Loss of BAP1 has been linked to UM metastasis, it is still unclear how BAP1-loss in UM contributes to metastasis [17]. To gain insight into this, we analyzed scRNA-seq data from 19 UM tissues, including primary and metastatic UM tissues with and without abnormal BAP1. Malignant cells in BAP1-MUT UM significantly showed upregulation of metastasis-related pathways, including angiogenesis, cell adhesion, ECM, and hypoxia-related pathways (i.e., response to hypoxia and oxygen level variation). We also observed a receptor-ligand pair (ITGB2-ICAM1) between terminally exhausted CD8+ T cells and tumor cells. To further investigate the role of ITGB2-ICAM1 in promoting UM metastasis, we generated an immune competent humanized-mouse liver metastasis model. Our findings revealed that blocking either ICAM1 or ITGB2 effectively inhibited UM metastasis, which may be attributed to reduced hypoxia- and ECM- related signals.

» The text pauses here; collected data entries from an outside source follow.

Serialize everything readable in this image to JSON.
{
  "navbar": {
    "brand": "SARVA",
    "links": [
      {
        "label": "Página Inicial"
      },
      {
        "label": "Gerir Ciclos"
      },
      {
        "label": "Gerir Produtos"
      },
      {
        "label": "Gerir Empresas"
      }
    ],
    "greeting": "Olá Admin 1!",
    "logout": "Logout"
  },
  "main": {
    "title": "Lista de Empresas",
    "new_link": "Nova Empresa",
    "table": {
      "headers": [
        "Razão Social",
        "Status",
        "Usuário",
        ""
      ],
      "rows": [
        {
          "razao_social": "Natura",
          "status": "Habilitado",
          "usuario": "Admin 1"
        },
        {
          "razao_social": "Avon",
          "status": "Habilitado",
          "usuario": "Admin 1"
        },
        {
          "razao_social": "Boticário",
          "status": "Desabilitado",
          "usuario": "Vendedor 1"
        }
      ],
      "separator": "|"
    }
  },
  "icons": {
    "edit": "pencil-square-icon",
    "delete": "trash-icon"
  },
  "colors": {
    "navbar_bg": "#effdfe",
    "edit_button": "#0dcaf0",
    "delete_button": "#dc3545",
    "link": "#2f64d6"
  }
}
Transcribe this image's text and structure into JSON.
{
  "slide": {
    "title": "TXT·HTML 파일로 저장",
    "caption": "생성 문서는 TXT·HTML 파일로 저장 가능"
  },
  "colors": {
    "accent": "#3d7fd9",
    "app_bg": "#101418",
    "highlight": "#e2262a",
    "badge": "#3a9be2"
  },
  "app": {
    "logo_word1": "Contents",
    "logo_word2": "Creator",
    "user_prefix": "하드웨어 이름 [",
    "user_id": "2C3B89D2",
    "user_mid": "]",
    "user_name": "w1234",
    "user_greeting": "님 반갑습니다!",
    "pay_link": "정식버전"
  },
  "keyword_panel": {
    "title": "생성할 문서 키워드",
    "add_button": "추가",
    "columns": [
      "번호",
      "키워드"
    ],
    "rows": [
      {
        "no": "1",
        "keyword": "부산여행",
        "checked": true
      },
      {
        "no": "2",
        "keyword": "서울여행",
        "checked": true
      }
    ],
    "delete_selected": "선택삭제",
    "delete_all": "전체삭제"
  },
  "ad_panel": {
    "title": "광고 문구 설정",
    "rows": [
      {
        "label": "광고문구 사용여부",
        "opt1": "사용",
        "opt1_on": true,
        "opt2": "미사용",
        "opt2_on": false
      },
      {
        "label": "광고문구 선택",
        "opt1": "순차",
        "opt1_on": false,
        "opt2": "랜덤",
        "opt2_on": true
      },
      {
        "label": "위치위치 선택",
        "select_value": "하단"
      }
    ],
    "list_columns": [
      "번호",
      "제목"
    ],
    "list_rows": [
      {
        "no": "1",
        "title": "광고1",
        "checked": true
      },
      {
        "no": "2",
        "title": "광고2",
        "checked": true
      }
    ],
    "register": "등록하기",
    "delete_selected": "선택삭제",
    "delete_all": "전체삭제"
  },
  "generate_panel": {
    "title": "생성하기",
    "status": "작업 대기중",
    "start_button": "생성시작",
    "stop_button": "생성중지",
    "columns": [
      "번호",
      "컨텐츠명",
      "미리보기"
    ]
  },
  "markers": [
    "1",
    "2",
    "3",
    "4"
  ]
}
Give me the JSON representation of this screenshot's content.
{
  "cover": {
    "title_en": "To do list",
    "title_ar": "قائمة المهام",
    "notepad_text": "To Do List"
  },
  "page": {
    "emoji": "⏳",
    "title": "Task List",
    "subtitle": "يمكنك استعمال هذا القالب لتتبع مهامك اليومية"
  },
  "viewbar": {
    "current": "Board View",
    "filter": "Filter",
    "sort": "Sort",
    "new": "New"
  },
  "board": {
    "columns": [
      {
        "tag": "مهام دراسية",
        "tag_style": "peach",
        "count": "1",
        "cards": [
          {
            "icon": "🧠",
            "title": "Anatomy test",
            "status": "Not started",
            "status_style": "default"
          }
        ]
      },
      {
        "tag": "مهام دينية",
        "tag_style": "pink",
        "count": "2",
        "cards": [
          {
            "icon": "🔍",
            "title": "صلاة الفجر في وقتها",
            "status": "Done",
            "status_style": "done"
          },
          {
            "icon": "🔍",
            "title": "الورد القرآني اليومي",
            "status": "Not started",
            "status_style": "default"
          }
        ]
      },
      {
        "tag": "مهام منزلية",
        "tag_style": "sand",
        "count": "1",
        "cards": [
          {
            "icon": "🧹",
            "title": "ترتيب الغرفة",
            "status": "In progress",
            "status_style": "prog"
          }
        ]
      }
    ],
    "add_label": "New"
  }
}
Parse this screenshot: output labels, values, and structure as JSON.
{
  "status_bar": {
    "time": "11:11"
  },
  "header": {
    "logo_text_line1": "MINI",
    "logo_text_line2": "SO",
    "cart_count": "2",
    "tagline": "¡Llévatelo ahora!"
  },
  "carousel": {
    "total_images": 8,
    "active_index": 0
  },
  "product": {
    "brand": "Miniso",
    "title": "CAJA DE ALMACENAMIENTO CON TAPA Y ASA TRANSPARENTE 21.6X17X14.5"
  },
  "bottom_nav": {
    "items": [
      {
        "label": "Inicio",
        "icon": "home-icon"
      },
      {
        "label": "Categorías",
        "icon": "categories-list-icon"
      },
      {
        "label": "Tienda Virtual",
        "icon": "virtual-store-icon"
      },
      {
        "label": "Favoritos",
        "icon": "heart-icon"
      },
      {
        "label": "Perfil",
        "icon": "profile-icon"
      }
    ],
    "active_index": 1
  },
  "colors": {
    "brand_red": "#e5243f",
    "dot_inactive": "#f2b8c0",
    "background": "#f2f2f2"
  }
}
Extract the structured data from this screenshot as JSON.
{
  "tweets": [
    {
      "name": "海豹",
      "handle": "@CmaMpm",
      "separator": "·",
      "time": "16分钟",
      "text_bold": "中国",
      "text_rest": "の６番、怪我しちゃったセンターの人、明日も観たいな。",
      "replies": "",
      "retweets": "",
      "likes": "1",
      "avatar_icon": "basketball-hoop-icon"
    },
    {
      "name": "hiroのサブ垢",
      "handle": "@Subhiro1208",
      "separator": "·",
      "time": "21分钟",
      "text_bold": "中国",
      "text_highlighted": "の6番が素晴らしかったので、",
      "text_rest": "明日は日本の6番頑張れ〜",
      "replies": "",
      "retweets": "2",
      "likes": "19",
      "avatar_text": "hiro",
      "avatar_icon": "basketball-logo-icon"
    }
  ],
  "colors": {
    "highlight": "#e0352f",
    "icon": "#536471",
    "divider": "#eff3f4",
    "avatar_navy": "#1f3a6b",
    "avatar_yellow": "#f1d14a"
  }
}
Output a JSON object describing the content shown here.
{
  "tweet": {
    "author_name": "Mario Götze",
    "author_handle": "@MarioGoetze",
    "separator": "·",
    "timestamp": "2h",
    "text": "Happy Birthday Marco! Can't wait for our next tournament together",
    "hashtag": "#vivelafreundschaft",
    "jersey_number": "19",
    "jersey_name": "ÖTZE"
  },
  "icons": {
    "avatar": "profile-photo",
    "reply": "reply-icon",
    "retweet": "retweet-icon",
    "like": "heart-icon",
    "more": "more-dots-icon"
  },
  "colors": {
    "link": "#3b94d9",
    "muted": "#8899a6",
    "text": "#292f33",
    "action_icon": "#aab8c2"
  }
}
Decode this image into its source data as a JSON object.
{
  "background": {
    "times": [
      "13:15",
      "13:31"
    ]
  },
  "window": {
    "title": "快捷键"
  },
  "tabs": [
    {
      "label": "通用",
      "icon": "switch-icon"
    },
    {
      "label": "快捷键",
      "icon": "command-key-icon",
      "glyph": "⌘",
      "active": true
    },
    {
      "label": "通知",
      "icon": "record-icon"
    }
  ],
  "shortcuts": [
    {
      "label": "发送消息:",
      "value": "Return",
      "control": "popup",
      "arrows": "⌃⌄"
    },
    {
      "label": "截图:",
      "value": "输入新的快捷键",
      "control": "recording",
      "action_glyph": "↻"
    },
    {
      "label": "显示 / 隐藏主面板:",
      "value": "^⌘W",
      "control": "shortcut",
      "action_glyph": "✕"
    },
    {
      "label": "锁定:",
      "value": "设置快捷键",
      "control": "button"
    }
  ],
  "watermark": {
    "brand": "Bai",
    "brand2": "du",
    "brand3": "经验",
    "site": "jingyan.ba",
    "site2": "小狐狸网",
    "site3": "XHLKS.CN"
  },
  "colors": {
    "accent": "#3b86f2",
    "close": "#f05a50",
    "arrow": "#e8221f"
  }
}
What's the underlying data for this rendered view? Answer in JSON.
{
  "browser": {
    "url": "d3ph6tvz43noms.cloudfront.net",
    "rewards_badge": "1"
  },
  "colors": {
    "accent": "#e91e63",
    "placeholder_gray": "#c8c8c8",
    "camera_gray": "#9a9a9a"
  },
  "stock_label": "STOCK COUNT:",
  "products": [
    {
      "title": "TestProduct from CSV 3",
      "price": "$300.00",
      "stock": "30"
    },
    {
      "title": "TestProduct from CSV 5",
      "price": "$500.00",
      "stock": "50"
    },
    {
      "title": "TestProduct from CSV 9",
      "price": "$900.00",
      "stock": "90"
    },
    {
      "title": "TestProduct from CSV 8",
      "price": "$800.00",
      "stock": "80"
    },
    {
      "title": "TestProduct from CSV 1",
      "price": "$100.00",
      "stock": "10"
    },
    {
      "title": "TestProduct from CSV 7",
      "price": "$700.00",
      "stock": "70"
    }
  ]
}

Tumor metastasis can be categorized into four stages, including infiltration, circulation, extravasation, and colonization [37]. Tumor colonization is facilitated by the adhesion of cancer cells to the ECM and to each other, which allow them to acquire increased viability, proliferative capacity, stemness and build supportive niche [38]. The ECM serves as a scaffold for tumor growth and amplifies carcinogenic signals [39]. Previous studies have indicated that ECM remodeling promoted UM liver colonization [37, 40]. Hypoxic UM tumors have been associated with aggressive phenotypes, an increased risk of tumor metastasis and unfavorable clinical outcomes [41]. Furthermore, BAP1 somatic point mutations were enriched in hypoxic UM tumors, whereas in normoxic UM tumors more EIF1AX and SF3B1 mutations were observed [41]. Glycolysis has also been reported as a risk factor for worse OS in UM patients [42].

5 Conclusions

This study suggests that activation of ITGB2-ICAM1 axis plays a crucial role in promoting metastasis in BAP1-mutated UM. These findings could aid in the development of new therapeutics aimed at reducing UM metastasis. To support the clinical application of ITGB2 and ICAM1 antagonists, the safety must be tested in vivo, including evaluating their toxicology, metabolism and impact on immune evasion or activation.